Question

When the object is located beyond 2F for converging lens the image produced is
A. Between F and 2F
B. Enlarged
C. Virtual
D. Diminished

Answer 1

Hint: We will use the lens formula and the formula for magnification to derive a relation between the position of the image and position of the object. And from the relation we will deduce where the image will be formed and whether it would be enlarged, diminished or of the same size when compared to the size of the object.

Formula Used:
Lens formula
$\dfrac{1}{v}-\dfrac{1}{u}=\dfrac{1}{f}$
Magnification of image from a lens
$M=\dfrac{v}{u}$

Complete step-by-step answer:
First, we have the lens formula which gives us the relation between the focal length of the lens, distance of object from the centre of the lens and distance of image from the centre of the lens. Using this we will write the distance of the image formed in terms of the focal length and the distance of the object.
\[\begin{align}
  & \dfrac{1}{v}=\dfrac{1}{f}+\dfrac{1}{u} \\
 & \Rightarrow v={{\left( \dfrac{1}{f}+\dfrac{1}{u} \right)}^{-1}}=\dfrac{1}{\dfrac{1}{f}+\dfrac{1}{u}}=\dfrac{fu}{f+u} \\
\end{align}\]
As the object is placed on the left side of the mirror, its length will be negative. And the focal length of the converging lens or the convex lens is positive. Hence, for $|u|>2F$, the term in the denominator will be a negative number greater than f in magnitude. And the ratio $\dfrac{u}{f+u}$will be less than 2. So, the value of v will be less than 2F and will be F when the object is at infinity. So, the image will be formed between F and 2F. Also, since the ratio of v and u is less than 1, the image will be diminished.

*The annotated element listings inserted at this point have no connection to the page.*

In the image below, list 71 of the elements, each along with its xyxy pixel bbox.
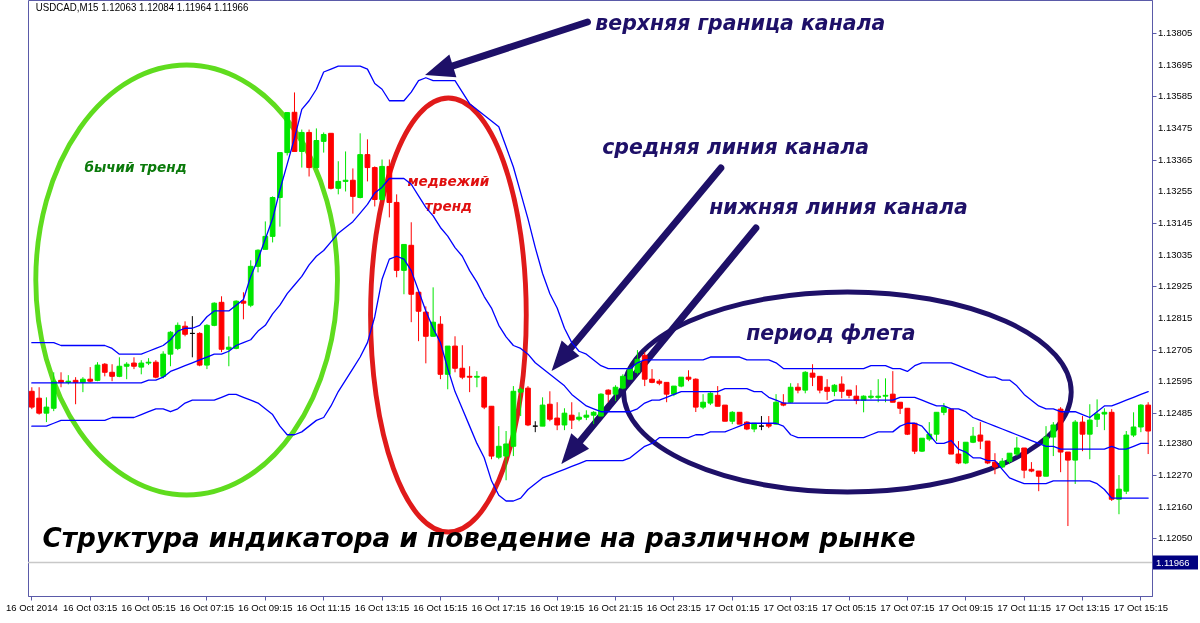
candlestick xyxy=(335,160,342,195)
x-tick-label: 17 Oct 07:15 xyxy=(880,601,935,613)
candlestick xyxy=(320,131,327,154)
x-tick-label: 17 Oct 03:15 xyxy=(763,601,818,613)
candlestick xyxy=(561,407,568,431)
candlestick xyxy=(663,381,670,403)
y-tick-label: 1.12925 xyxy=(1158,280,1193,292)
candlestick xyxy=(225,335,232,367)
y-tick-label: 1.13585 xyxy=(1158,90,1193,102)
candlestick xyxy=(773,393,779,426)
y-tick-label: 1.12270 xyxy=(1158,469,1193,481)
x-tick-label: 17 Oct 15:15 xyxy=(1113,601,1169,613)
y-tick-label: 1.13145 xyxy=(1158,217,1193,229)
candlestick xyxy=(539,396,546,427)
y-tick-label: 1.13475 xyxy=(1158,122,1193,134)
chart-title: USDCAD,M15 1.12063 1.12084 1.11964 1.11966 xyxy=(35,1,249,14)
x-tick-label: 16 Oct 21:15 xyxy=(588,601,643,613)
candlestick xyxy=(1079,415,1086,452)
candlestick xyxy=(568,401,575,430)
line-series xyxy=(31,255,1149,502)
x-tick-label: 17 Oct 13:15 xyxy=(1055,601,1110,613)
x-tick-label: 16 Oct 2014 xyxy=(5,601,58,613)
candlestick xyxy=(977,421,984,450)
y-tick-label: 1.12485 xyxy=(1158,407,1193,419)
x-tick-label: 16 Oct 19:15 xyxy=(529,601,585,613)
ref-line-label: 1.11966 xyxy=(1156,556,1190,568)
candlestick xyxy=(43,396,50,423)
y-tick-label: 1.12815 xyxy=(1158,312,1193,324)
x-tick-label: 17 Oct 05:15 xyxy=(821,601,877,613)
candlestick xyxy=(131,356,137,370)
candlestick xyxy=(802,370,809,394)
x-tick-label: 16 Oct 17:15 xyxy=(471,601,526,613)
y-tick-label: 1.12050 xyxy=(1158,532,1193,544)
x-tick-label: 17 Oct 01:15 xyxy=(705,601,760,613)
annotation: период флета xyxy=(746,320,916,346)
x-tick-label: 16 Oct 07:15 xyxy=(179,601,235,613)
annotation: Структура индикатора и поведение на различном рынке xyxy=(42,521,916,554)
y-tick-label: 1.13035 xyxy=(1158,248,1193,260)
candlestick xyxy=(1035,470,1042,492)
candlestick xyxy=(342,150,349,192)
y-tick-label: 1.13365 xyxy=(1158,153,1193,165)
x-tick-label: 16 Oct 15:15 xyxy=(413,601,468,613)
candlestick xyxy=(795,382,801,394)
y-tick-label: 1.13805 xyxy=(1158,27,1193,39)
x-tick-label: 16 Oct 11:15 xyxy=(296,601,351,613)
annotation: средняя линия канала xyxy=(602,134,870,160)
x-tick-label: 16 Oct 03:15 xyxy=(63,601,118,613)
x-tick-label: 16 Oct 13:15 xyxy=(354,601,410,613)
y-tick-label: 1.12705 xyxy=(1158,343,1193,355)
annotation: верхняя граница канала xyxy=(595,10,886,36)
candlestick xyxy=(364,138,371,182)
candlestick xyxy=(298,129,305,169)
x-tick-label: 17 Oct 09:15 xyxy=(938,601,993,613)
y-tick-label: 1.13695 xyxy=(1158,58,1193,70)
candlestick xyxy=(350,167,356,215)
x-tick-label: 16 Oct 23:15 xyxy=(646,601,702,613)
x-tick-label: 17 Oct 11:15 xyxy=(997,601,1051,613)
candlestick xyxy=(517,386,524,417)
annotation: бычий тренд xyxy=(84,158,187,176)
annotation: медвежий тренд xyxy=(407,172,490,215)
annotation: нижняя линия канала xyxy=(709,194,968,220)
y-tick-label: 1.13255 xyxy=(1158,185,1193,197)
y-tick-label: 1.12160 xyxy=(1158,500,1193,512)
y-tick-label: 1.12595 xyxy=(1158,375,1193,387)
candlestick xyxy=(174,321,181,351)
x-tick-label: 16 Oct 09:15 xyxy=(238,601,293,613)
y-tick-label: 1.12380 xyxy=(1158,437,1193,449)
x-tick-label: 16 Oct 05:15 xyxy=(121,601,176,613)
candlestick xyxy=(466,365,473,393)
candlestick xyxy=(240,291,247,320)
candlestick xyxy=(474,370,480,388)
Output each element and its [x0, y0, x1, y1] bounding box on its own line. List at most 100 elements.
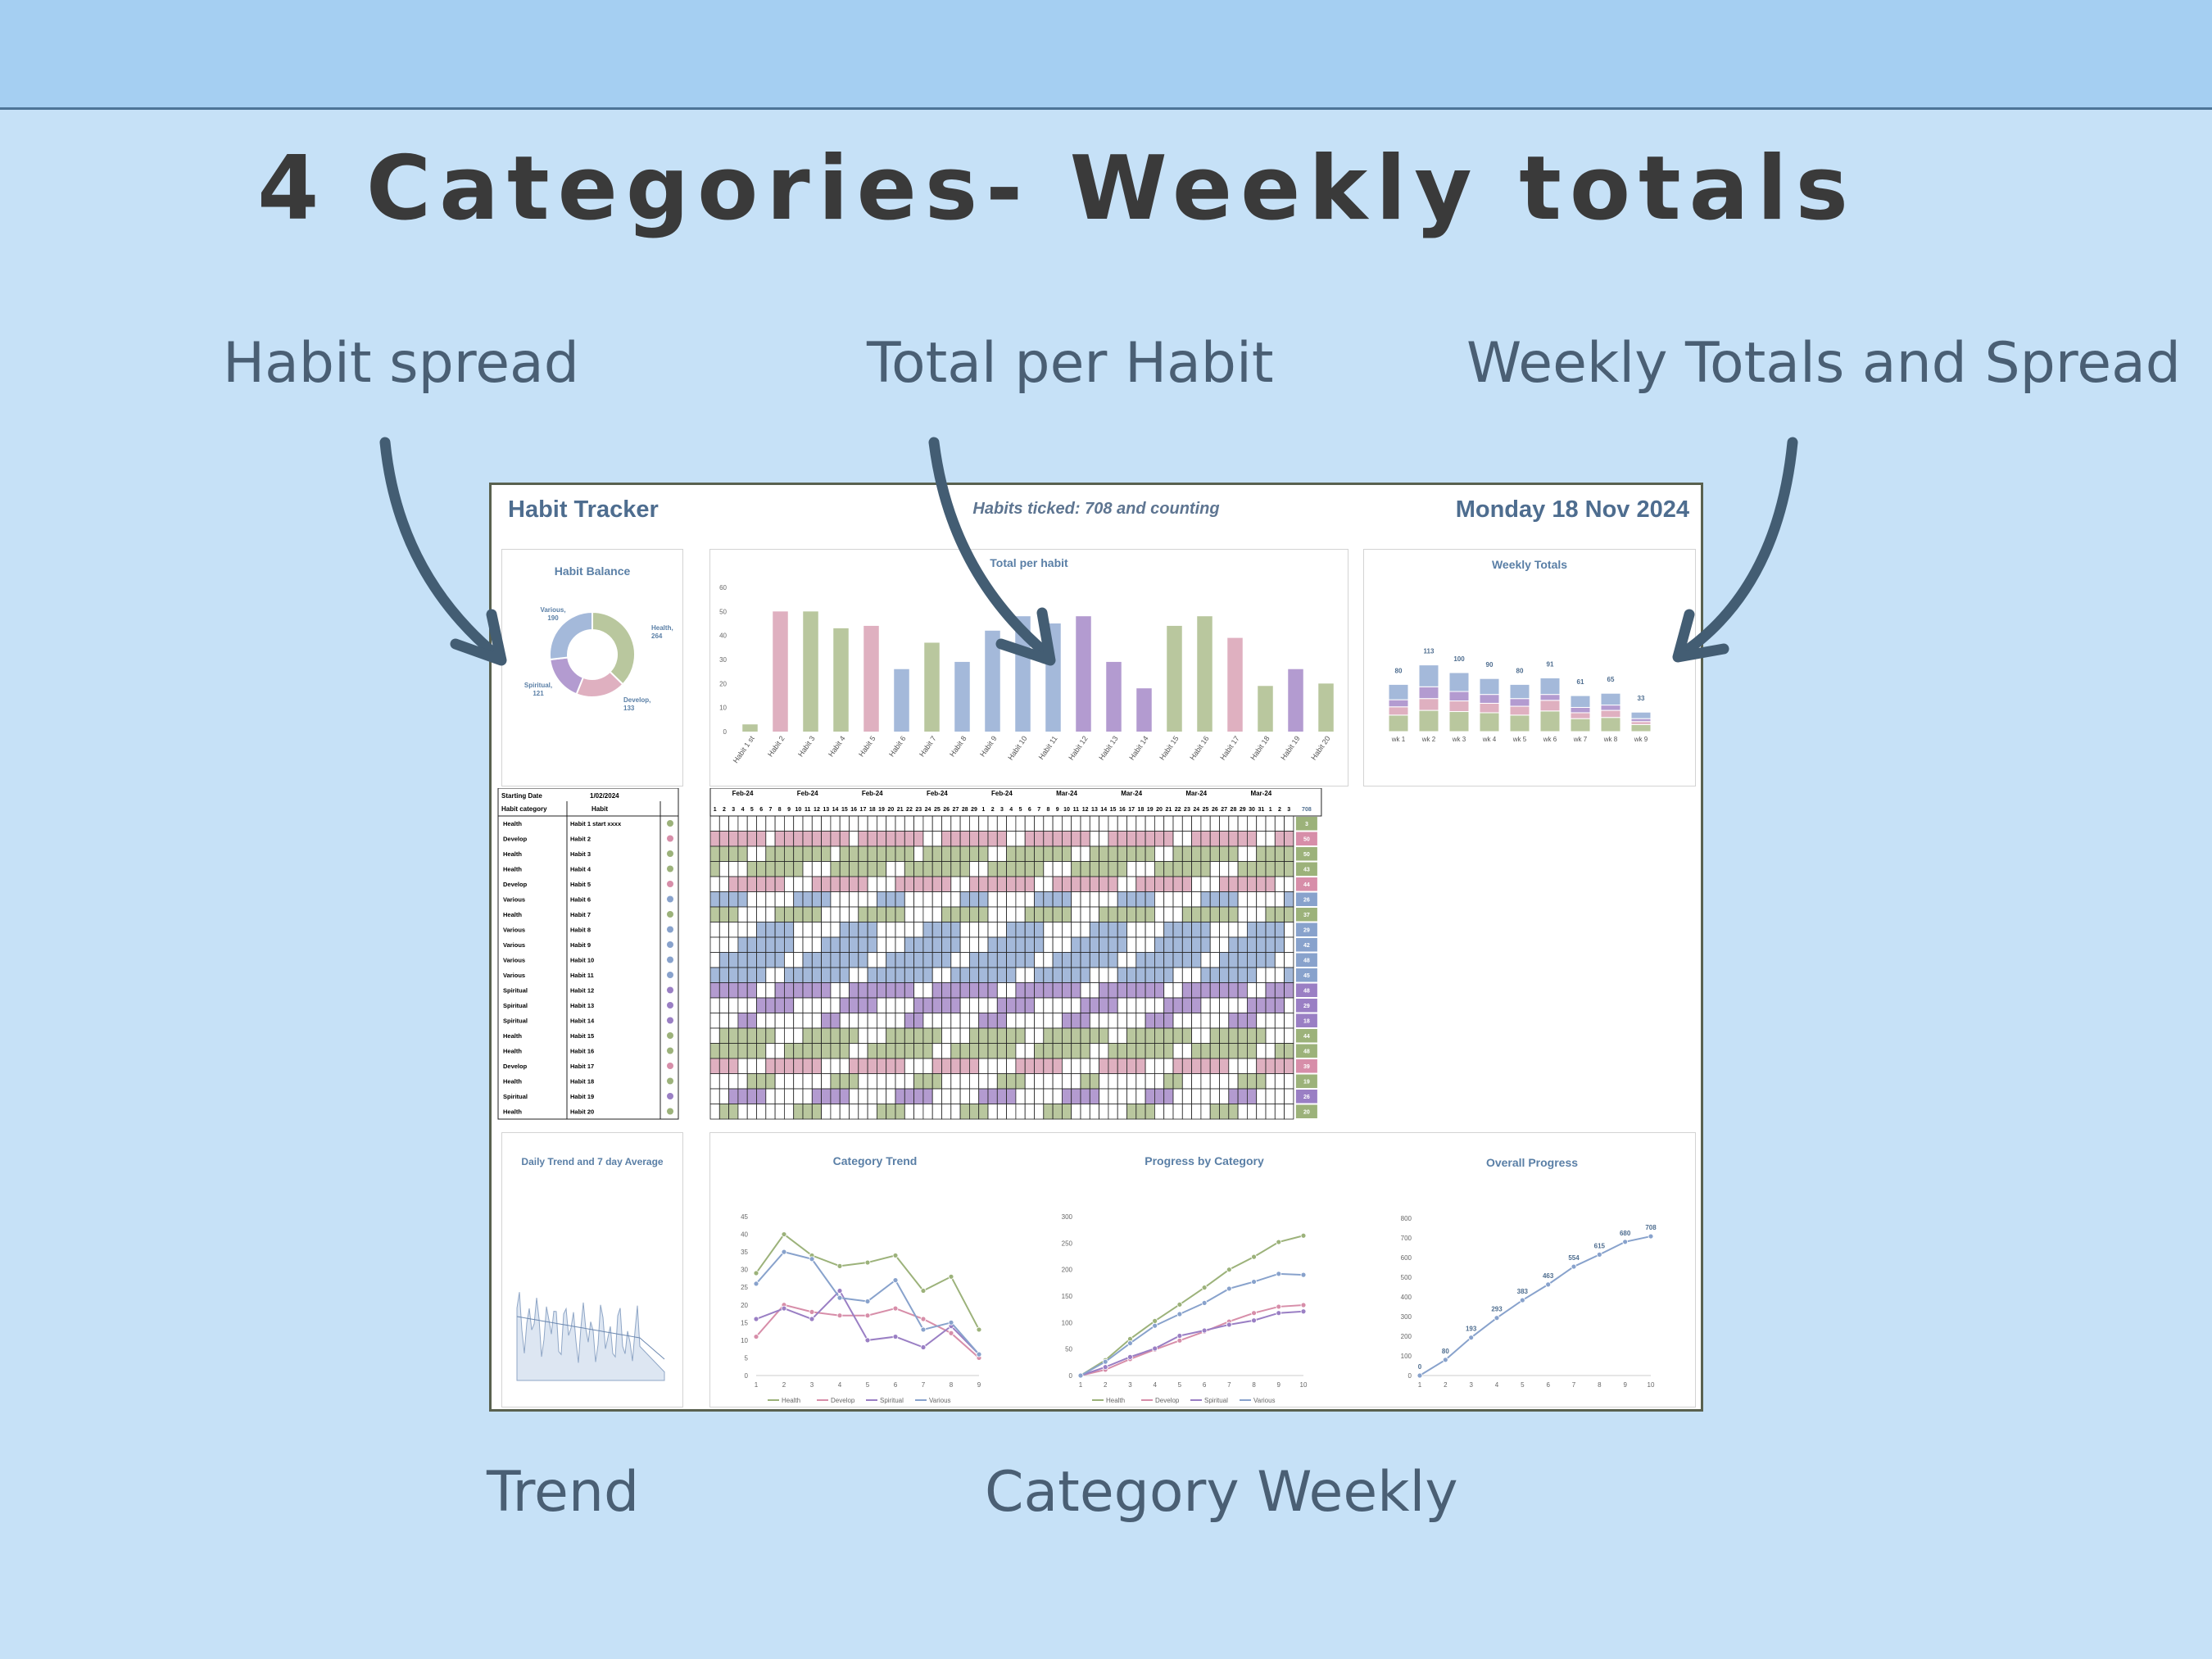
x-tick-label: 4 [838, 1381, 842, 1389]
weekly-x-label: wk 8 [1603, 736, 1618, 743]
series-line [1080, 1235, 1304, 1376]
month-label: Feb-24 [797, 790, 818, 797]
y-tick-label: 60 [719, 584, 727, 592]
habit-bar [773, 611, 788, 732]
habit-category-cell: Develop [503, 881, 528, 888]
day-number: 16 [850, 807, 857, 813]
headline: 4 Categories- Weekly totals [257, 138, 1856, 240]
habit-bar [742, 724, 758, 732]
series-point [1127, 1353, 1133, 1360]
habit-category-dot [667, 1002, 673, 1009]
habit-name-cell: Habit 17 [570, 1063, 594, 1070]
x-tick-label: 3 [1128, 1381, 1132, 1389]
habit-name-cell: Habit 16 [570, 1048, 594, 1055]
habit-total-label: 19 [1303, 1080, 1310, 1086]
habit-category-cell: Health [503, 1078, 522, 1086]
donut-label-line: 190 [547, 614, 559, 622]
habits-ticked-text: Habits ticked: 708 and counting [972, 500, 1220, 518]
day-number: 31 [1258, 807, 1264, 813]
habit-category-cell: Health [503, 1032, 522, 1040]
habit-name-cell: Habit 13 [570, 1002, 594, 1009]
x-tick-label: 3 [810, 1381, 814, 1389]
weekly-bar-segment [1539, 710, 1561, 732]
series-point [1442, 1357, 1448, 1363]
y-tick-label: 15 [741, 1319, 748, 1326]
habit-category-cell: Health [503, 1108, 522, 1116]
y-tick-label: 10 [719, 705, 727, 712]
caption-trend: Trend [487, 1460, 640, 1525]
day-number: 5 [1019, 807, 1022, 813]
point-label: 554 [1568, 1254, 1580, 1262]
series-point [1494, 1315, 1500, 1321]
weekly-bar-segment [1570, 695, 1591, 708]
y-tick-label: 500 [1401, 1274, 1412, 1281]
habit-category-dot [667, 972, 673, 978]
habit-bar [924, 642, 940, 732]
habit-total-cell [1295, 908, 1317, 922]
y-tick-label: 50 [719, 608, 727, 615]
x-tick-label: 1 [1418, 1381, 1422, 1389]
day-number: 3 [1287, 807, 1290, 813]
day-number: 19 [1147, 807, 1154, 813]
series-point [753, 1334, 759, 1339]
day-number: 20 [1156, 807, 1163, 813]
habit-bar [863, 625, 879, 732]
habit-total-cell [1295, 1090, 1317, 1104]
day-number: 11 [805, 807, 811, 813]
point-label: 0 [1418, 1363, 1422, 1371]
habit-category-cell: Various [503, 972, 525, 979]
series-point [1276, 1303, 1282, 1310]
daily-trend-title: Daily Trend and 7 day Average [521, 1156, 664, 1167]
habit-name-cell: Habit 5 [570, 881, 591, 888]
daily-trend-chart [516, 1292, 665, 1381]
series-point [1077, 1372, 1084, 1379]
series-point [892, 1334, 899, 1339]
habit-total-label: 18 [1303, 1019, 1310, 1025]
donut-label-line: 264 [651, 632, 663, 640]
habit-name-cell: Habit 7 [570, 911, 591, 918]
caption-weekly-totals: Weekly Totals and Spread [1466, 331, 2181, 396]
habit-category-dot [667, 895, 673, 903]
day-number: 2 [1278, 807, 1281, 813]
series-point [1468, 1335, 1475, 1341]
habit-total-label: 39 [1303, 1064, 1310, 1070]
habit-total-cell [1295, 877, 1317, 891]
habit-category-cell: Spiritual [503, 1018, 528, 1025]
y-tick-label: 0 [745, 1372, 749, 1380]
day-number: 15 [1110, 807, 1117, 813]
series-point [1622, 1239, 1629, 1245]
habit-name-cell: Habit 19 [570, 1093, 594, 1100]
x-tick-label: 8 [950, 1381, 954, 1389]
month-label: Feb-24 [732, 790, 754, 797]
series-point [948, 1319, 954, 1326]
series-point [864, 1337, 871, 1344]
habit-total-label: 26 [1303, 898, 1310, 904]
day-number: 9 [787, 807, 791, 813]
weekly-bar-segment [1509, 683, 1530, 700]
y-tick-label: 45 [741, 1213, 748, 1221]
habit-category-cell: Spiritual [503, 1093, 528, 1100]
y-tick-label: 0 [1408, 1372, 1412, 1380]
series-point [1176, 1311, 1183, 1317]
series-point [809, 1256, 815, 1262]
series-point [1176, 1301, 1183, 1308]
series-point [1648, 1233, 1654, 1240]
arrow-habit-spread-head [450, 609, 507, 666]
day-number: 6 [1028, 807, 1031, 813]
day-number: 29 [1240, 807, 1246, 813]
donut-label-line: Various, [540, 606, 565, 614]
habit-tracker-sheet: Habit Tracker Habits ticked: 708 and cou… [489, 483, 1703, 1412]
day-number: 10 [795, 807, 801, 813]
habit-bar [954, 661, 970, 732]
habit-category-dot [667, 1108, 673, 1115]
habit-bar [894, 669, 909, 732]
habit-total-label: 48 [1303, 989, 1310, 995]
habit-category-dot [667, 1047, 673, 1054]
day-number: 24 [925, 807, 931, 813]
total-per-habit-panel: Total per habit 0 10 20 30 40 50 60 Habit 1 st H… [709, 549, 1349, 786]
month-label: Feb-24 [862, 790, 883, 797]
day-number: 3 [1000, 807, 1004, 813]
legend-label: Spiritual [1204, 1397, 1228, 1404]
habit-total-cell [1295, 922, 1317, 936]
weekly-x-label: wk 2 [1421, 736, 1436, 743]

Hence, the correct options are A, i.e. Between F and 2F and D, i.e. Diminished.

Note: Alternatively, we can also find where the image will be formed for the two extreme values of the position of the object i.e. 2F and infinity. Using the results, we can deduce that the image will always be between them for the given condition as the formula for the distance of image is continuous.